5. Dispositif d'accueil (1) selon la revendication 3 ou 4, caractérisé par le fait que la coupelle (92) est réalisée avec une matière plastique.
6. Dispositif d'accueil (1) selon l'une des revendications 1 à 5, caractérisé par le fait que la manette (74) présente une première (95) et une deuxième (96) branches au niveau
de l'articulation (75), les branches (95, 96) portant la surface de came (85).
7. Dispositif d'accueil (1) selon l'une des revendications 1 à 6, caractérisé par le fait que la surface de came (85) de la manette (74) présente une portion d'extrémité (100),
laquelle est droite ou légèrement convexe, ainsi qu'une première (101) et une deuxième
(102) portions latérales reliées à la portion d'extrémité (100) par des premier (103)
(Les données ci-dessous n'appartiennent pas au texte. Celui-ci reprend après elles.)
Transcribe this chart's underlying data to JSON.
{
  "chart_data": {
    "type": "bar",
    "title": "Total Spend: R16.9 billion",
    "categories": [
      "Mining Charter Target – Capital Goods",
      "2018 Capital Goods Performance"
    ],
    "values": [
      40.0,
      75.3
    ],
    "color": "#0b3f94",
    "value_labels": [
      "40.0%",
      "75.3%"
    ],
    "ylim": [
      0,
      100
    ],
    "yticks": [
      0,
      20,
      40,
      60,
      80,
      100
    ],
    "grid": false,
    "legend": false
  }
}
et deuxième (104) raccords, les portions latérales (101, 102) étant ménagées chacune
respectivement sur une première (105) ou une deuxième (106) face de la manette (74),
les faces (105, 106) étant opposées l'une par rapport à l'autre.
8. Dispositif d'accueil (1) selon l'une des revendications 1 à 7, caractérisé par le fait qu'il comprend un élément d'appui arrière (40) et une butée (60), la vis (70) permettant
de serrer la butée (60) sur l'élément d'appui arrière (40).
9. Dispositif d'accueil (1) selon l'une des revendications 1 à 8, caractérisé par le fait qu'il comprend une assise (3).